Nella seconda ripresa Shevchenko ha aggiustato il tiro e ha cominciato a utilizzare le sue doti nel wrestling offensivo. Non sono stati pochi i takedown che l’hanno salvata da momenti d’impaccio nello stand-up, nei quali pareva non trovare risposta alle continue offensive a guardia alternata della fighter messicana.

Ad ogni modo, dopo due round le due combattenti erano sostanzialmente in parità. Nel terzo, però, le offensive di Shevchenko dallo stand-up si sono fatte più rare, mentre quelle di Grasso sono aumentate. A metà ripresa Shevchenko ha ritrovato l’atterramento, ma poco dopo l’arbitro Jason Herzog (in un richiamo francamente senza motivo perché le due stavano effettivamente lavorando e mantenendo viva l’azione) ha fatto rimettere in piedi le fighter. Un altro errore di Herzog è arrivato poco dopo: il mancato richiamo ai calci di Grasso in fase di scramble, che hanno colpito Shevchenko al volto quando quest’ultima era a terra.
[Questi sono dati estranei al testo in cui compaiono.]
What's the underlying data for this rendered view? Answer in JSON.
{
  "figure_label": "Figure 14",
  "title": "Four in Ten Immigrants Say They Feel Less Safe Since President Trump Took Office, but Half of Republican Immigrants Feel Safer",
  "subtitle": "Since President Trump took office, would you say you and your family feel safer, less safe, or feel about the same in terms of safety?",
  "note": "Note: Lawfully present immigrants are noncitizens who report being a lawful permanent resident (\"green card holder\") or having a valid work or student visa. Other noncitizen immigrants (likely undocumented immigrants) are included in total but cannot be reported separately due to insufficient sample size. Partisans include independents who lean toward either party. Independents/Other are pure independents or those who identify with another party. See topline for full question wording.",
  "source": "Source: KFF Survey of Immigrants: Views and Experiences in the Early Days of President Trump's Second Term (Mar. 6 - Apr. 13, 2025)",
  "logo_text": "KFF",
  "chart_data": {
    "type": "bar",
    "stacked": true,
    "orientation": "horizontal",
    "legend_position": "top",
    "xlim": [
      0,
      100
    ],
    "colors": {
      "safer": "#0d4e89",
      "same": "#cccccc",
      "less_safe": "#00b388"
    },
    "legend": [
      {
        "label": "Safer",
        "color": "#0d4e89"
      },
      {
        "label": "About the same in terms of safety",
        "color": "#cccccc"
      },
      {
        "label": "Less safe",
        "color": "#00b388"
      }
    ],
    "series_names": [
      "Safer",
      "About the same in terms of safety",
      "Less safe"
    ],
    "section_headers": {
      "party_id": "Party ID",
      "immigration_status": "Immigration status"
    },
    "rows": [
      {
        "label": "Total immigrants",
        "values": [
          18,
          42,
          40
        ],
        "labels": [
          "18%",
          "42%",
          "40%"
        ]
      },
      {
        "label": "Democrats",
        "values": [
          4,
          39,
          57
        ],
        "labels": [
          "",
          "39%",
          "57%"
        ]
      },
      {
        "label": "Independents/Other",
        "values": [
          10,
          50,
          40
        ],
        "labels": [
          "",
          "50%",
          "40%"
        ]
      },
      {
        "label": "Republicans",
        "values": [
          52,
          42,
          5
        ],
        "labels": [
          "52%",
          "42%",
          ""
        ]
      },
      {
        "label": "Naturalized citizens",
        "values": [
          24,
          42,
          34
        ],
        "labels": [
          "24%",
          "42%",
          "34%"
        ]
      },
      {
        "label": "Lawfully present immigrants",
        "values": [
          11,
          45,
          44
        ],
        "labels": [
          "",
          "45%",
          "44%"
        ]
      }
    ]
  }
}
La quarta ripresa ha messo il punto esclamativo al match: nonostante l’impossibilità di Grasso di sventare la maggior parte dei tentativi di atterramento da parte della campionessa, la messicana ha provato a sorprenderla con qualcuno dei suoi colpi migliori. E su uno spinning kick Grasso è riuscita a prenderle la schiena, portandola immediatamente a terra cercando la rear-naked choke, arrivata poco dopo, tra lo stupore generale dell’arena, totalmente sotto shock.
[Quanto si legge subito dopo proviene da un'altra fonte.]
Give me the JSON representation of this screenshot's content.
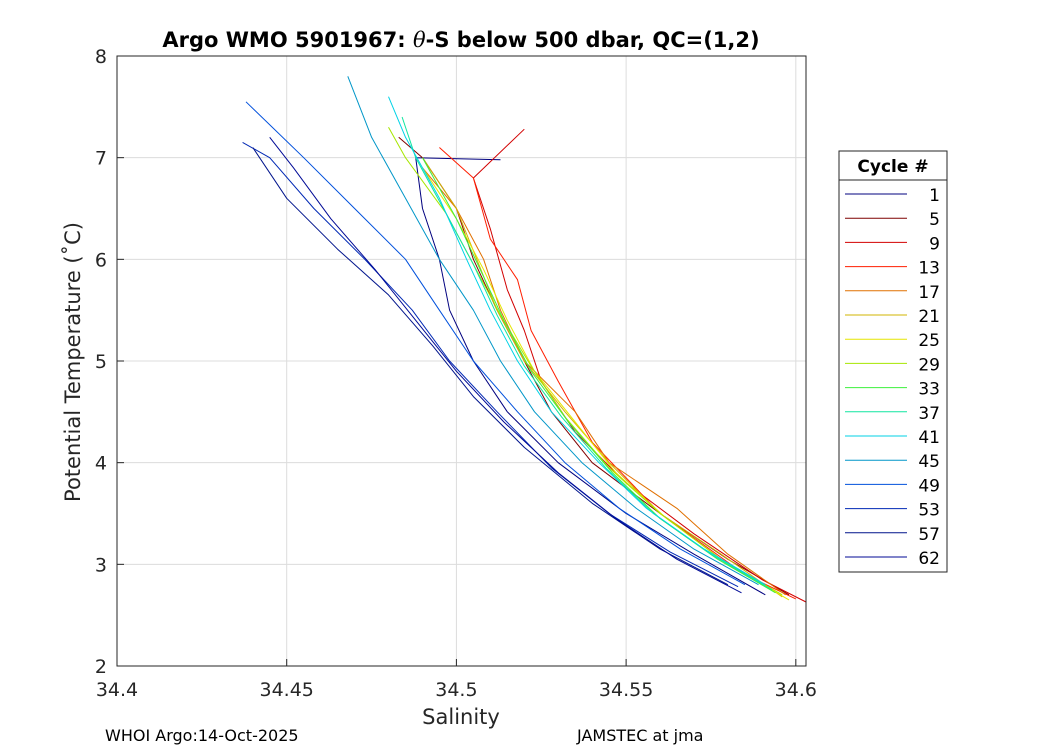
{
  "chart_data": {
    "type": "line",
    "title_prefix": "Argo WMO 5901967: ",
    "title_theta": "θ",
    "title_suffix": "-S below 500 dbar,  QC=(1,2)",
    "xlabel": "Salinity",
    "ylabel": "Potential Temperature (˚C)",
    "xlim": [
      34.4,
      34.603
    ],
    "ylim": [
      2,
      8
    ],
    "xticks": [
      34.4,
      34.45,
      34.5,
      34.55,
      34.6
    ],
    "xtick_labels": [
      "34.4",
      "34.45",
      "34.5",
      "34.55",
      "34.6"
    ],
    "yticks": [
      2,
      3,
      4,
      5,
      6,
      7,
      8
    ],
    "ytick_labels": [
      "2",
      "3",
      "4",
      "5",
      "6",
      "7",
      "8"
    ],
    "grid": true,
    "legend": {
      "title": "Cycle #",
      "placement": "right-outside",
      "entries": [
        {
          "label": "1",
          "color": "#00007f"
        },
        {
          "label": "5",
          "color": "#7f0000"
        },
        {
          "label": "9",
          "color": "#d20000"
        },
        {
          "label": "13",
          "color": "#ff1e00"
        },
        {
          "label": "17",
          "color": "#e07000"
        },
        {
          "label": "21",
          "color": "#d2b400"
        },
        {
          "label": "25",
          "color": "#e6e600"
        },
        {
          "label": "29",
          "color": "#a6e600"
        },
        {
          "label": "33",
          "color": "#3cf03c"
        },
        {
          "label": "37",
          "color": "#10e6a0"
        },
        {
          "label": "41",
          "color": "#00d2e6"
        },
        {
          "label": "45",
          "color": "#0096c8"
        },
        {
          "label": "49",
          "color": "#0050dc"
        },
        {
          "label": "53",
          "color": "#0028b4"
        },
        {
          "label": "57",
          "color": "#00148c"
        },
        {
          "label": "62",
          "color": "#000a96"
        }
      ]
    },
    "series": [
      {
        "name": "1",
        "color": "#00007f",
        "points": [
          [
            34.591,
            2.7
          ],
          [
            34.57,
            3.1
          ],
          [
            34.55,
            3.5
          ],
          [
            34.53,
            4.0
          ],
          [
            34.515,
            4.5
          ],
          [
            34.505,
            5.0
          ],
          [
            34.498,
            5.5
          ],
          [
            34.495,
            6.0
          ],
          [
            34.49,
            6.5
          ],
          [
            34.488,
            7.0
          ],
          [
            34.513,
            6.98
          ]
        ]
      },
      {
        "name": "5",
        "color": "#7f0000",
        "points": [
          [
            34.598,
            2.7
          ],
          [
            34.58,
            3.05
          ],
          [
            34.56,
            3.5
          ],
          [
            34.54,
            4.0
          ],
          [
            34.528,
            4.5
          ],
          [
            34.52,
            5.0
          ],
          [
            34.512,
            5.5
          ],
          [
            34.505,
            6.0
          ],
          [
            34.5,
            6.5
          ],
          [
            34.49,
            7.0
          ],
          [
            34.483,
            7.2
          ]
        ]
      },
      {
        "name": "9",
        "color": "#d20000",
        "points": [
          [
            34.603,
            2.63
          ],
          [
            34.59,
            2.85
          ],
          [
            34.57,
            3.3
          ],
          [
            34.55,
            3.8
          ],
          [
            34.535,
            4.3
          ],
          [
            34.525,
            4.8
          ],
          [
            34.52,
            5.3
          ],
          [
            34.515,
            5.7
          ],
          [
            34.51,
            6.3
          ],
          [
            34.505,
            6.8
          ],
          [
            34.52,
            7.28
          ]
        ]
      },
      {
        "name": "13",
        "color": "#ff1e00",
        "points": [
          [
            34.6,
            2.66
          ],
          [
            34.585,
            2.9
          ],
          [
            34.56,
            3.5
          ],
          [
            34.54,
            4.2
          ],
          [
            34.53,
            4.8
          ],
          [
            34.522,
            5.3
          ],
          [
            34.518,
            5.8
          ],
          [
            34.51,
            6.2
          ],
          [
            34.505,
            6.8
          ],
          [
            34.495,
            7.1
          ]
        ]
      },
      {
        "name": "17",
        "color": "#e07000",
        "points": [
          [
            34.597,
            2.7
          ],
          [
            34.58,
            3.1
          ],
          [
            34.565,
            3.55
          ],
          [
            34.545,
            4.0
          ],
          [
            34.535,
            4.5
          ],
          [
            34.52,
            5.0
          ],
          [
            34.513,
            5.5
          ],
          [
            34.508,
            6.0
          ],
          [
            34.5,
            6.5
          ],
          [
            34.49,
            6.9
          ]
        ]
      },
      {
        "name": "21",
        "color": "#d2b400",
        "points": [
          [
            34.596,
            2.68
          ],
          [
            34.578,
            3.1
          ],
          [
            34.56,
            3.5
          ],
          [
            34.545,
            4.0
          ],
          [
            34.532,
            4.5
          ],
          [
            34.52,
            5.0
          ],
          [
            34.512,
            5.5
          ],
          [
            34.506,
            6.0
          ],
          [
            34.5,
            6.5
          ],
          [
            34.49,
            7.0
          ]
        ]
      },
      {
        "name": "25",
        "color": "#e6e600",
        "points": [
          [
            34.598,
            2.65
          ],
          [
            34.58,
            3.0
          ],
          [
            34.562,
            3.45
          ],
          [
            34.547,
            3.9
          ],
          [
            34.535,
            4.4
          ],
          [
            34.523,
            4.9
          ],
          [
            34.515,
            5.4
          ],
          [
            34.508,
            5.9
          ],
          [
            34.5,
            6.4
          ],
          [
            34.49,
            6.9
          ]
        ]
      },
      {
        "name": "29",
        "color": "#a6e600",
        "points": [
          [
            34.596,
            2.7
          ],
          [
            34.578,
            3.05
          ],
          [
            34.56,
            3.5
          ],
          [
            34.545,
            3.95
          ],
          [
            34.532,
            4.45
          ],
          [
            34.522,
            4.95
          ],
          [
            34.513,
            5.45
          ],
          [
            34.505,
            5.95
          ],
          [
            34.497,
            6.45
          ],
          [
            34.485,
            7.0
          ],
          [
            34.48,
            7.3
          ]
        ]
      },
      {
        "name": "33",
        "color": "#3cf03c",
        "points": [
          [
            34.594,
            2.72
          ],
          [
            34.577,
            3.05
          ],
          [
            34.56,
            3.45
          ],
          [
            34.546,
            3.9
          ],
          [
            34.533,
            4.4
          ],
          [
            34.522,
            4.9
          ],
          [
            34.514,
            5.4
          ],
          [
            34.507,
            5.9
          ],
          [
            34.5,
            6.4
          ],
          [
            34.49,
            7.0
          ]
        ]
      },
      {
        "name": "37",
        "color": "#10e6a0",
        "points": [
          [
            34.593,
            2.75
          ],
          [
            34.575,
            3.1
          ],
          [
            34.558,
            3.5
          ],
          [
            34.544,
            3.95
          ],
          [
            34.531,
            4.45
          ],
          [
            34.52,
            4.95
          ],
          [
            34.512,
            5.45
          ],
          [
            34.505,
            5.95
          ],
          [
            34.497,
            6.45
          ],
          [
            34.488,
            7.0
          ],
          [
            34.484,
            7.4
          ]
        ]
      },
      {
        "name": "41",
        "color": "#00d2e6",
        "points": [
          [
            34.591,
            2.8
          ],
          [
            34.573,
            3.15
          ],
          [
            34.556,
            3.55
          ],
          [
            34.542,
            4.0
          ],
          [
            34.528,
            4.5
          ],
          [
            34.518,
            5.0
          ],
          [
            34.51,
            5.5
          ],
          [
            34.503,
            6.0
          ],
          [
            34.495,
            6.6
          ],
          [
            34.485,
            7.2
          ],
          [
            34.48,
            7.6
          ]
        ]
      },
      {
        "name": "45",
        "color": "#0096c8",
        "points": [
          [
            34.589,
            2.8
          ],
          [
            34.57,
            3.15
          ],
          [
            34.553,
            3.55
          ],
          [
            34.537,
            4.0
          ],
          [
            34.523,
            4.5
          ],
          [
            34.513,
            5.0
          ],
          [
            34.505,
            5.5
          ],
          [
            34.495,
            6.0
          ],
          [
            34.485,
            6.6
          ],
          [
            34.475,
            7.2
          ],
          [
            34.468,
            7.8
          ]
        ]
      },
      {
        "name": "49",
        "color": "#0050dc",
        "points": [
          [
            34.585,
            2.8
          ],
          [
            34.566,
            3.15
          ],
          [
            34.548,
            3.55
          ],
          [
            34.532,
            4.0
          ],
          [
            34.518,
            4.5
          ],
          [
            34.505,
            5.0
          ],
          [
            34.495,
            5.5
          ],
          [
            34.485,
            6.0
          ],
          [
            34.47,
            6.5
          ],
          [
            34.455,
            7.0
          ],
          [
            34.438,
            7.55
          ]
        ]
      },
      {
        "name": "53",
        "color": "#0028b4",
        "points": [
          [
            34.583,
            2.78
          ],
          [
            34.563,
            3.12
          ],
          [
            34.545,
            3.5
          ],
          [
            34.528,
            3.95
          ],
          [
            34.512,
            4.5
          ],
          [
            34.498,
            5.0
          ],
          [
            34.487,
            5.5
          ],
          [
            34.473,
            6.0
          ],
          [
            34.458,
            6.5
          ],
          [
            34.445,
            7.0
          ],
          [
            34.437,
            7.15
          ]
        ]
      },
      {
        "name": "57",
        "color": "#00148c",
        "points": [
          [
            34.58,
            2.8
          ],
          [
            34.56,
            3.15
          ],
          [
            34.54,
            3.6
          ],
          [
            34.52,
            4.15
          ],
          [
            34.505,
            4.65
          ],
          [
            34.493,
            5.15
          ],
          [
            34.48,
            5.65
          ],
          [
            34.465,
            6.1
          ],
          [
            34.45,
            6.6
          ],
          [
            34.44,
            7.1
          ]
        ]
      },
      {
        "name": "62",
        "color": "#000a96",
        "points": [
          [
            34.584,
            2.72
          ],
          [
            34.565,
            3.05
          ],
          [
            34.547,
            3.45
          ],
          [
            34.53,
            3.9
          ],
          [
            34.514,
            4.4
          ],
          [
            34.5,
            4.9
          ],
          [
            34.488,
            5.4
          ],
          [
            34.476,
            5.9
          ],
          [
            34.463,
            6.4
          ],
          [
            34.452,
            6.9
          ],
          [
            34.445,
            7.2
          ]
        ]
      }
    ]
  },
  "footer": {
    "left": "WHOI Argo:14-Oct-2025",
    "right": "JAMSTEC at jma"
  }
}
Come si diceva sopra, il regno di Valentina Shevchenko non era mai stato così tanto messo in discussione come negli ultimi due match. Adesso la domanda è se l’ex campionessa saprà operare gli aggiustamenti necessari per riprendersi la cintura. Grasso, nel corso dell’intervista post-match, ha detto di essersi allenata come non mai per questo match, in particolare proprio per prendere la schiena qualora fosse arrivato uno dei tipici tentativi di spinning kick di Shevchenko.
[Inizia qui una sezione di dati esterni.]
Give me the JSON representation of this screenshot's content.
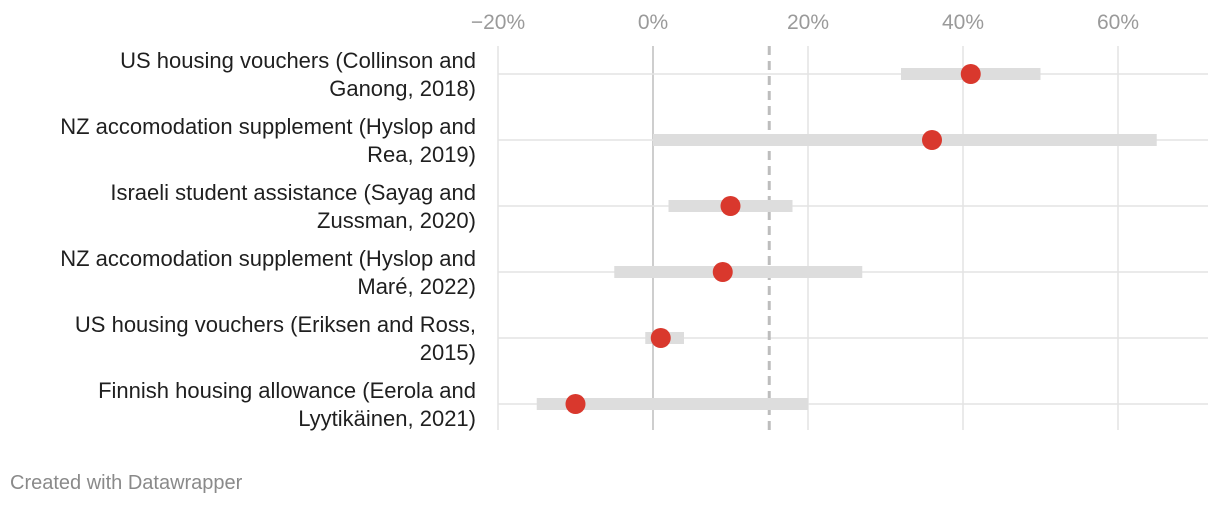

Shevchenko ha detto di essere pronta per un immediato rematch, ma in questi casi, quando si chiede di avere l’ultima possibilità di redenzione, sarebbe meglio riflettere e prepararsi al meglio, proprio come hanno fatto le sue avversarie durante il suo dominio. Nel frattempo, dietro le quinte, anche Taila Santos sta preparando il proprio rientro: la divisione dei pesi mosca femminili non è mai stata così ricca di talenti ed interessante. “Fa parte del gioco, sono cose che possono succedere”, ha detto la Shevchenko chiudendo con classe, almeno momentaneamente, uno dei regni più dominanti nella storia delle divisioni femminili.